IMO, this is sufficient to determine that the current behavior is wrong because has(e.f) for proto3 fields only returns true for fields that are not the default value. That implies that e.f can be e.g. 0 while has(e.f) should return false. As has is implemented in cel-python right now, it doesn't seem like this is possible: if the expression yields a valid value, it will simply return true since no error occurs.
Note that the problem is not just with proto3, either. Proto2 field accessors will return the default value when unset. See this note:
When a message is parsed, if the encoded message bytes do not contain a particular field, accessing that field in the parsed object returns the default value for that field. The default values are type-specific:
- For strings, the default value is the empty string.
- For bytes, the default value is empty bytes.
- For bools, the default value is false.
- For numeric types, the default value is zero.
- For message fields, the field is not set. Its exact value is language-dependent. See the generated code guide for your language for details.
- For enums, the default value is the first defined enum value, which should be 0 (recommended for compatibility with open enums). See Enum Default Value.
The default value for repeated fields is empty (generally an empty list in the appropriate language).
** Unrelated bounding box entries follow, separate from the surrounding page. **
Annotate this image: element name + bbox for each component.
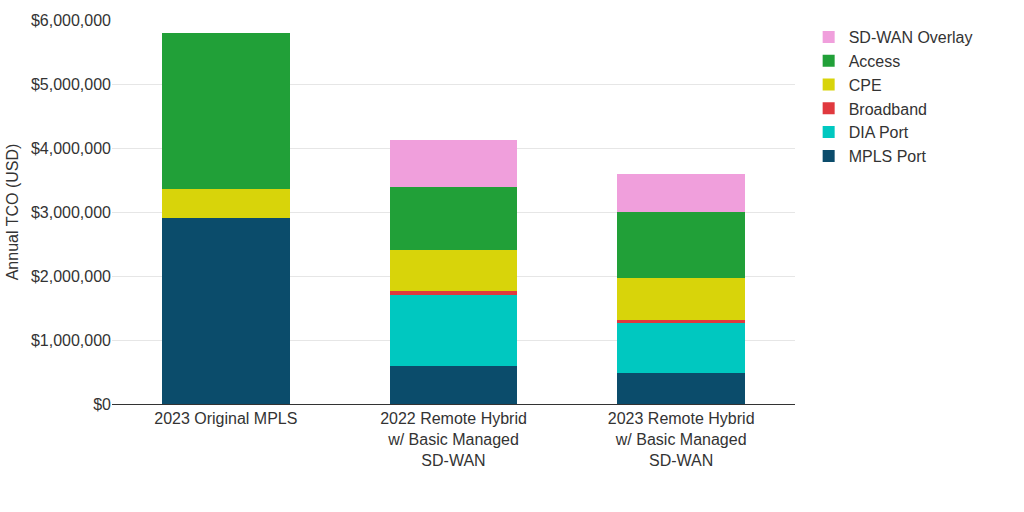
svg-text:SD-WAN Overlay: SD-WAN Overlay bbox=[849, 29, 973, 46]
svg-text:$5,000,000: $5,000,000 bbox=[31, 76, 111, 93]
svg-text:2022 Remote Hybridw/ Basic Man: 2022 Remote Hybridw/ Basic ManagedSD-WAN bbox=[380, 410, 527, 469]
svg-text:Broadband: Broadband bbox=[849, 101, 927, 118]
svg-text:CPE: CPE bbox=[849, 77, 882, 94]
svg-text:$1,000,000: $1,000,000 bbox=[31, 332, 111, 349]
svg-text:2023 Original MPLS: 2023 Original MPLS bbox=[154, 410, 297, 427]
svg-text:Access: Access bbox=[849, 53, 901, 70]
svg-text:$4,000,000: $4,000,000 bbox=[31, 140, 111, 157]
svg-text:DIA Port: DIA Port bbox=[849, 124, 909, 141]
svg-text:$2,000,000: $2,000,000 bbox=[31, 268, 111, 285]
svg-text:2023 Remote Hybridw/ Basic Man: 2023 Remote Hybridw/ Basic ManagedSD-WAN bbox=[608, 410, 755, 469]
svg-text:MPLS Port: MPLS Port bbox=[849, 148, 927, 165]
svg-text:$6,000,000: $6,000,000 bbox=[31, 12, 111, 29]
svg-text:$0: $0 bbox=[93, 396, 111, 413]
svg-text:Annual TCO (USD): Annual TCO (USD) bbox=[4, 144, 21, 281]
svg-text:$3,000,000: $3,000,000 bbox=[31, 204, 111, 221]
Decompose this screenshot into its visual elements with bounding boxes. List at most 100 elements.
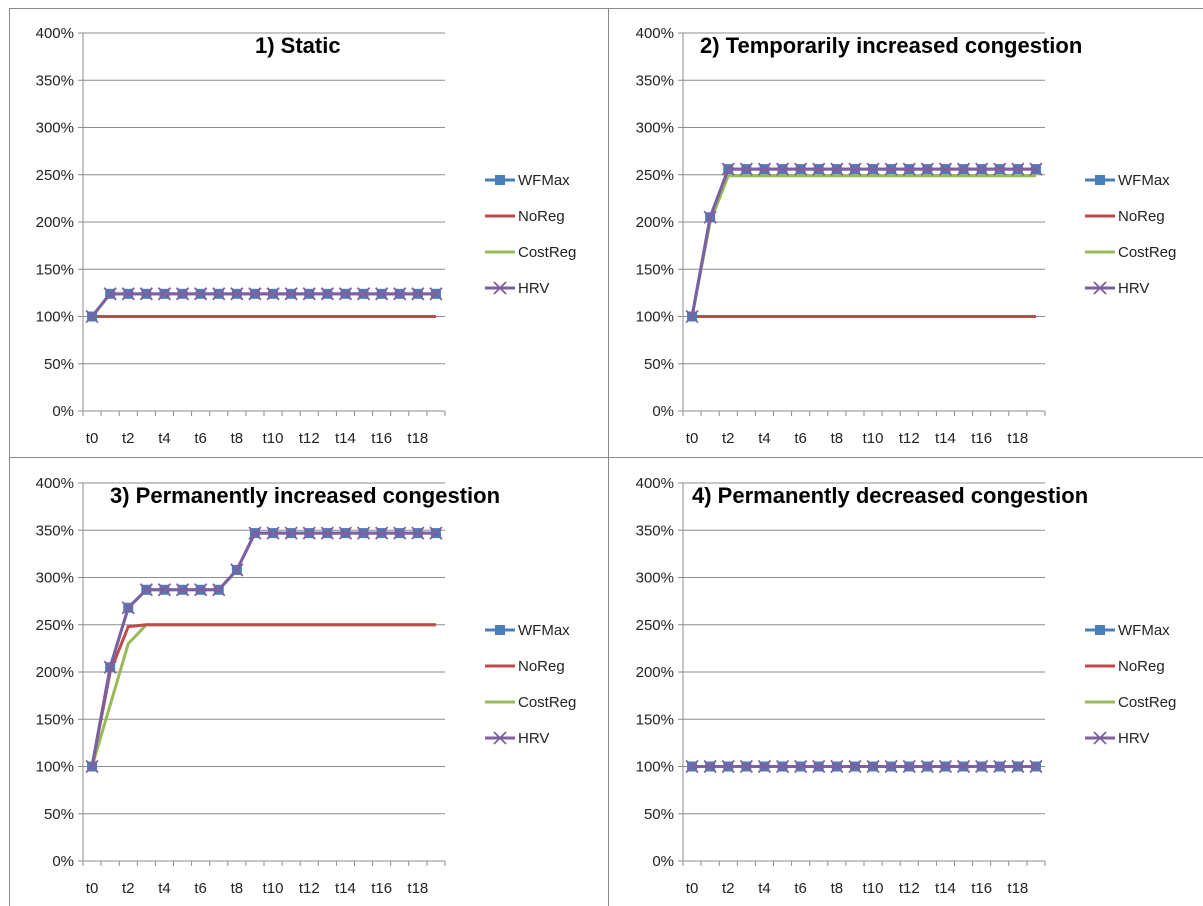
data-point-hrv: [920, 162, 934, 176]
data-point-hrv: [429, 287, 443, 301]
data-point-hrv: [212, 287, 226, 301]
x-tick-label: t8: [831, 430, 844, 447]
series-line-costreg: [90, 623, 436, 767]
data-point-hrv: [320, 526, 334, 540]
data-point-hrv: [938, 759, 953, 774]
legend-label-costreg: CostReg: [518, 244, 576, 261]
chart-title: 1) Static: [255, 33, 341, 58]
y-tick-label: 100%: [36, 759, 74, 776]
data-point-hrv: [175, 287, 190, 301]
data-point-hrv: [411, 287, 425, 301]
data-point-hrv: [1011, 162, 1025, 176]
y-tick-label: 50%: [644, 356, 674, 373]
legend-marker-hrv: [493, 731, 507, 745]
data-point-hrv: [739, 759, 753, 774]
chart-svg: 0% 50% 100% 150% 200% 250% 300% 350% 400% t0 t2 t4 t…: [636, 25, 1177, 447]
series-wfmax: [87, 528, 441, 772]
legend-label-hrv: HRV: [518, 730, 549, 747]
series-line-wfmax: [690, 167, 1036, 317]
series-line-noreg: [90, 623, 436, 767]
data-point-hrv: [393, 287, 407, 301]
data-point-hrv: [775, 162, 790, 176]
data-point-hrv: [266, 526, 280, 540]
y-tick-label: 100%: [636, 759, 674, 776]
data-point-hrv: [993, 162, 1007, 176]
data-point-hrv: [902, 162, 916, 176]
data-point-hrv: [812, 162, 826, 176]
series-wfmax: [687, 164, 1041, 322]
data-point-hrv: [721, 759, 735, 774]
data-point-hrv: [884, 759, 898, 774]
legend: WFMax NoReg CostReg HRV: [1085, 622, 1176, 747]
data-point-hrv: [812, 759, 826, 774]
data-point-hrv: [194, 287, 208, 301]
x-tick-label: t6: [194, 880, 207, 897]
data-point-hrv: [794, 162, 808, 176]
legend-marker-hrv: [493, 281, 507, 295]
data-point-hrv: [1029, 759, 1043, 774]
data-point-hrv: [375, 526, 389, 540]
series-line-hrv: [90, 531, 436, 767]
data-point-hrv: [248, 287, 262, 301]
series-costreg: [90, 623, 436, 767]
data-point-hrv: [848, 759, 862, 774]
data-point-hrv: [866, 162, 880, 176]
x-tick-label: t10: [263, 430, 284, 447]
x-tick-label: t10: [263, 880, 284, 897]
chart-title: 4) Permanently decreased congestion: [692, 483, 1088, 508]
data-point-hrv: [1029, 162, 1043, 176]
legend-label-noreg: NoReg: [518, 658, 565, 675]
series-hrv: [685, 759, 1043, 774]
legend-label-wfmax: WFMax: [518, 172, 570, 189]
x-tick-label: t14: [935, 880, 956, 897]
x-tick-label: t18: [1007, 430, 1028, 447]
data-point-hrv: [975, 162, 989, 176]
legend-label-noreg: NoReg: [518, 208, 565, 225]
x-tick-label: t14: [935, 430, 956, 447]
y-tick-label: 250%: [36, 167, 74, 184]
y-tick-label: 300%: [36, 570, 74, 587]
legend-label-wfmax: WFMax: [518, 622, 570, 639]
data-point-hrv: [685, 309, 699, 324]
y-tick-label: 400%: [36, 25, 74, 42]
data-point-hrv: [230, 563, 244, 577]
x-tick-label: t4: [758, 430, 771, 447]
data-point-hrv: [775, 759, 790, 774]
data-point-hrv: [975, 759, 989, 774]
legend-label-hrv: HRV: [518, 280, 549, 297]
legend-marker-wfmax: [495, 175, 505, 185]
data-point-hrv: [956, 162, 971, 176]
legend-label-hrv: HRV: [1118, 730, 1149, 747]
data-point-hrv: [284, 526, 298, 540]
y-tick-label: 400%: [636, 475, 674, 492]
data-point-hrv: [866, 759, 880, 774]
y-tick-label: 300%: [36, 120, 74, 137]
data-point-hrv: [356, 526, 371, 540]
data-point-hrv: [848, 162, 862, 176]
x-tick-label: t2: [122, 880, 135, 897]
x-tick-label: t14: [335, 880, 356, 897]
series-line-hrv: [90, 292, 436, 318]
data-point-hrv: [85, 759, 99, 774]
legend-label-wfmax: WFMax: [1118, 622, 1170, 639]
data-point-hrv: [175, 583, 190, 597]
y-tick-label: 100%: [36, 309, 74, 326]
x-tick-label: t18: [1007, 880, 1028, 897]
chart-title: 2) Temporarily increased congestion: [700, 33, 1082, 58]
y-tick-label: 150%: [36, 261, 74, 278]
data-point-hrv: [757, 759, 772, 774]
x-tick-label: t10: [863, 430, 884, 447]
legend-label-wfmax: WFMax: [1118, 172, 1170, 189]
data-point-hrv: [429, 526, 443, 540]
y-tick-label: 200%: [636, 664, 674, 681]
data-point-hrv: [121, 287, 135, 301]
data-point-hrv: [830, 759, 844, 774]
y-tick-label: 200%: [636, 214, 674, 231]
data-point-hrv: [338, 526, 353, 540]
x-tick-label: t6: [794, 880, 807, 897]
data-point-hrv: [356, 287, 371, 301]
y-tick-label: 250%: [636, 617, 674, 634]
legend-label-noreg: NoReg: [1118, 658, 1165, 675]
x-tick-label: t16: [371, 880, 392, 897]
y-tick-label: 150%: [636, 711, 674, 728]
The default value for map fields is empty (generally an empty map in the appropriate language).
The only difference is that in proto2 all fields also have explicit presence, too, so it's possible (IIRC) to have a proto2 field that is present and equal to the default value, therefore has(e.f) would return true. (In some of the protobuf APIs, there is a helper to check if a field has explicit presence, which is helpful because as of editions there is yet another way in which protobuf fields can have explicit field presence, and these fields should be treated roughly inline with proto3 optionals. I don't think python protobuf has it, though.)
I don't know if I can make a much more convincing argument here; the way I read the spec it seems obvious that you have to special case protobuf messages for has. However, I fully understand if you are not convinced. If you would like a more definitive answer I can try to get more clarity from the CEL developers.
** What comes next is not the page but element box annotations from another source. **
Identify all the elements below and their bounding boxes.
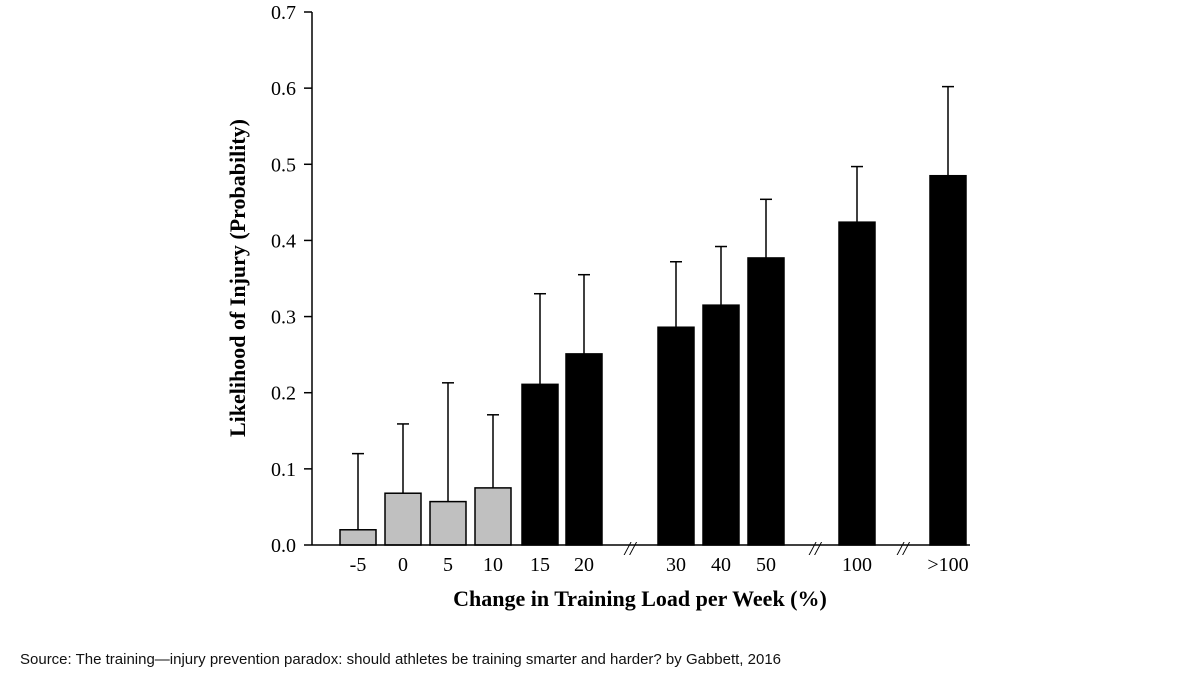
x-tick-label: 10	[483, 554, 503, 576]
x-tick-label: 5	[443, 554, 453, 576]
bar-15	[521, 383, 559, 546]
axis-break-mark: //	[808, 538, 823, 560]
y-tick-label: 0.6	[271, 78, 296, 100]
y-tick-label: 0.5	[271, 154, 296, 176]
y-tick-label: 0.0	[271, 535, 296, 557]
axis-break-mark: //	[896, 538, 911, 560]
x-tick-label: 15	[530, 554, 550, 576]
bar->100	[929, 174, 967, 546]
bar-chart: 0.0 0.1 0.2 0.3 0.4 0.5 0.6 0.7 -5 0 5 10 15 20 30 40 5…	[225, 2, 970, 611]
x-tick-label: 20	[574, 554, 594, 576]
x-tick-label: 50	[756, 554, 776, 576]
bars	[339, 85, 967, 546]
x-tick-label: 100	[842, 554, 872, 576]
y-tick-label: 0.1	[271, 459, 296, 481]
y-tick-label: 0.7	[271, 2, 296, 24]
x-tick-label: 40	[711, 554, 731, 576]
bar-0	[384, 492, 422, 546]
axis-break-mark: //	[623, 538, 638, 560]
bar--5	[339, 529, 377, 546]
bar-30	[657, 326, 695, 546]
y-axis-title: Likelihood of Injury (Probability)	[225, 119, 250, 437]
bar-100	[838, 221, 876, 546]
bar-5	[429, 500, 467, 546]
y-tick-label: 0.2	[271, 383, 296, 405]
bar-20	[565, 353, 603, 546]
y-axis: 0.0 0.1 0.2 0.3 0.4 0.5 0.6 0.7	[271, 2, 313, 557]
y-tick-label: 0.4	[271, 230, 296, 252]
x-axis-title: Change in Training Load per Week (%)	[453, 586, 827, 611]
bar-10	[474, 487, 512, 546]
y-tick-label: 0.3	[271, 307, 296, 329]
source-caption: Source: The training—injury prevention p…	[20, 651, 782, 668]
bar-50	[747, 257, 785, 546]
x-axis: -5 0 5 10 15 20 30 40 50 100 >100 // // //	[312, 538, 970, 576]
x-tick-label: 30	[666, 554, 686, 576]
x-tick-label: 0	[398, 554, 408, 576]
bar-40	[702, 304, 740, 546]
x-tick-label: >100	[927, 554, 968, 576]
x-tick-label: -5	[350, 554, 367, 576]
P.S.: The reason I mention a custom MessageType is because we are (were?) using a custom MessageType for a different unrelated hack. We no longer need to do that, but the important thing is that merely modifying MessageType itself can not fix this problem; the has macro implementation needs to do something different to make the behavior inline with other CEL interpreters.
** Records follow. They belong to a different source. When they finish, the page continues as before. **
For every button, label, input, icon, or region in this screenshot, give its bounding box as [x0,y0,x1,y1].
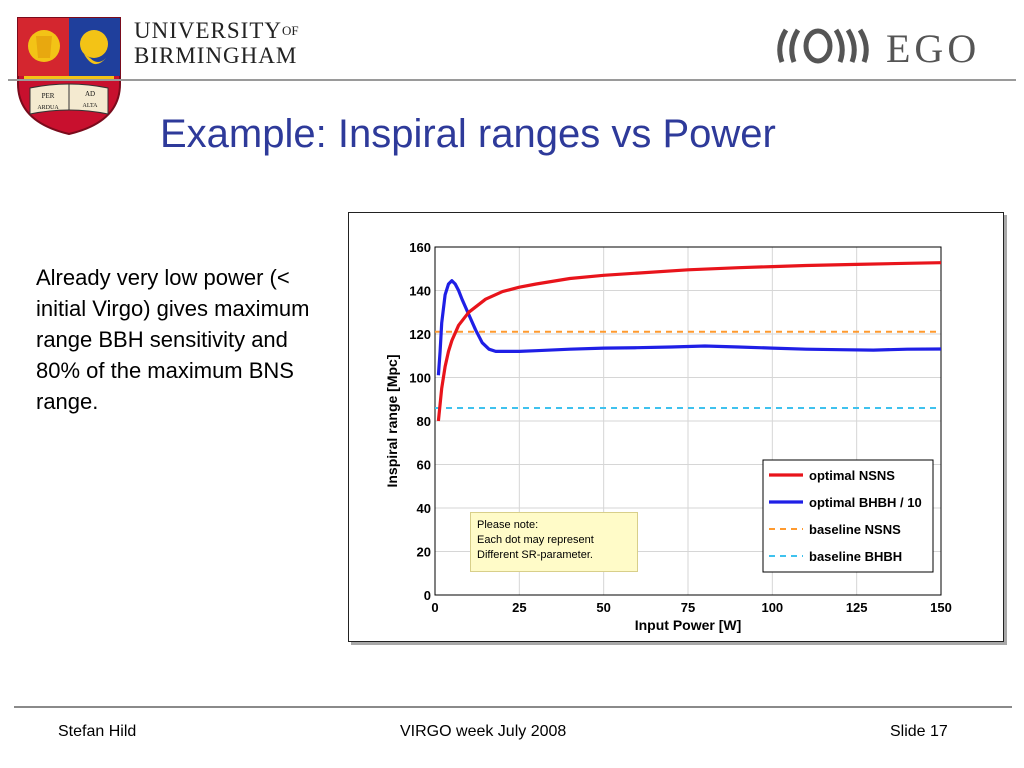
series-line-optimal-bhbh-10 [436,279,942,376]
note-line-3: Different SR-parameter. [477,549,593,561]
ego-logo-text: EGO [886,26,980,70]
ego-logo: EGO [777,26,980,70]
legend-label: optimal BHBH / 10 [809,495,922,510]
slide-title: Example: Inspiral ranges vs Power [160,112,776,156]
shield-motto-ad: AD [85,90,95,98]
y-tick-label: 20 [417,545,431,560]
inspiral-range-chart: 0 20 40 60 80 100 120 140 160 0 25 50 75 100 125 150 Inp… [384,240,952,633]
legend-label: optimal NSNS [809,468,895,483]
header-divider [8,79,1016,81]
legend-box [762,459,934,573]
y-tick-label: 80 [417,414,431,429]
shield-motto-alta: ALTA [83,103,99,109]
x-axis-label: Input Power [W] [635,617,742,633]
x-tick-label: 125 [846,600,868,615]
y-tick-label: 100 [409,371,431,386]
slide-body-text: Already very low power (< initial Virgo)… [36,265,310,414]
university-name: UNIVERSITYOF BIRMINGHAM [134,18,299,68]
chart-frame: 0 20 40 60 80 100 120 140 160 0 25 50 75 100 125 150 Inp… [348,212,1004,642]
note-box: Please note: Each dot may represent Diff… [470,512,638,572]
university-shield-logo: PER AD ARDUA ALTA [17,17,121,136]
x-tick-label: 75 [681,600,695,615]
x-tick-label: 25 [512,600,526,615]
y-tick-label: 120 [409,327,431,342]
y-tick-label: 40 [417,501,431,516]
university-of: OF [282,23,299,38]
legend-label: baseline BHBH [809,549,902,564]
shield-motto-per: PER [42,92,55,100]
x-tick-label: 0 [431,600,438,615]
y-tick-label: 0 [424,588,431,603]
university-line-2: BIRMINGHAM [134,43,298,68]
footer-divider [14,706,1012,708]
x-tick-label: 100 [761,600,783,615]
x-tick-label: 50 [596,600,610,615]
plot-border [434,246,942,596]
note-line-1: Please note: [477,519,539,531]
footer-author: Stefan Hild [58,723,137,740]
footer-event: VIRGO week July 2008 [400,723,567,740]
series-line-optimal-nsns [436,261,942,422]
legend-label: baseline NSNS [809,522,901,537]
y-axis-label: Inspiral range [Mpc] [384,354,400,487]
y-tick-label: 160 [409,240,431,255]
y-tick-label: 140 [409,284,431,299]
y-tick-label: 60 [417,458,431,473]
university-line-1: UNIVERSITY [134,18,282,43]
note-line-2: Each dot may represent [477,534,594,546]
footer-slide-number: Slide 17 [890,723,948,740]
x-tick-label: 150 [930,600,952,615]
shield-motto-ardua: ARDUA [37,105,59,111]
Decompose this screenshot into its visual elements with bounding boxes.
P.P.S.: Just to be clear, at the moment we have a workaround for this issue by monkey-patching, but it's pretty terrible and I'd really like to remove it ASAP. It is implemented here and here, if you are curious. Passes our own tests (inline with other runtimes.) Sorry for resorting to this, but I could not figure out a better workaround :\
it seems obvious that you have to special case protobuf messages for has.
Okay, I'm with you so far. I understand CEL-Python is different. I'm totally convinced it's different and therefore wrong. No more convincing is required.
What is the special case? What new behavior is required? What should the distinct behavior be?
Can you provide a concrete example of a CEL expression and some protobuf message binding that shows what happens now and what you need to happen to comply with the specification?
(I'm not sure I understand this well enough to write a test case.)